Captive membership is the foundation for a multi-year strategy that provides better protection and greater control over health care spending. Membership is also the only way to access ParetoHealth’s Integrated Cost Management (ICM) platform. ParetoHealth members can opt into this platform, which continually scans their claims data and proposes programs and initiatives that may reduce health care costs without compromising care.
For example, prescription drug costs typically drive 20-25% of an employer’s total health care spending. Our Pareto Rx Consortium (PRxC) helps our members control pharmacy costs. Through a combination of best-in-class Pharmacy Benefit Manager (PBM) contracts, a powerful Rx consulting firm, and a suite of innovative specialty drug solutions, members can save 25% or more on their prescription drug costs.
ICM also helps members save money on medical claims, offering members exclusive access to programs designed to manage certain types of claims, such as oncology and neonatal claims. We offer members access to care coordination programs, so when your employees have questions about their benefits, or need assistance navigating the health care system or health care bills, they have 24/7 access to a patient advocate. Not only is this a tremendous resource to employees, but it alleviates strain on your HR staff and reduces unnecessary costs.
ICM members also receive “Playbooks” that summarize their specific data and propose solutions most likely to reduce costs. This allows employers to devote money and resources to cost-management programs that are most likely to impact their claims and skip programs that aren’t likely to move the needle.
In addition to our ICM programs, captive members enjoy control and flexibility in plan design. This allows members to personalize their benefits and tailor them to the specific needs of their employees. Often, an employer will join ParetoHealth, and their employees don’t even realize there’s been a change unless and until the employer tells them.
Finally, when you join ParetoHealth, you join a community of like-minded employers committed to supporting one another on this journey. An annual highlight of membership is the Members’ Meeting—three days focused on captive governance, education and collaboration. You’ll hear about the experiences of your fellow members, share ideas and learn about emerging trends in claims and cost management.
If you’re interested in joining ParetoHealth, contact Risk Strategies to begin discussions. As an approved ParetoHealth consultant, Risk Strategies will help you assess whether ParetoHealth is the right solution for your group. They have the knowledge and expertise to guide you from implementation through your years of membership in the captive.
We asked IMARK member and Hubbard Supply President Wilson Teachey about the benefits of joining the captive.

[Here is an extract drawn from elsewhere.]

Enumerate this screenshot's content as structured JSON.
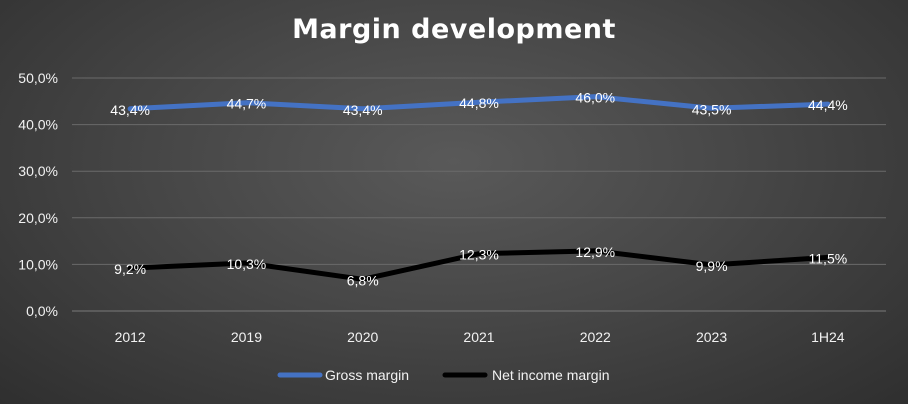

“When it came time to renew at the end of our 2018-2019 insurance year, we were facing an 11% increase with our current PPO, so we decided to give the Pareto Captive a try,” Teachy said. “Joining Pareto avoided that increase, and premiums stayed flat while receiving better benefits from Pareto. Now that we are on the backside of 2020 and the year is closed out, we not only saved the 11% increase, but we saved an additional 9% on the ‘unused’ premium. So, you can see that our overall savings were close to 20%! From the employee’s perspective, they are receiving better coverage while keeping their existing network of doctors. This has been an all-around win for both the company and our team!”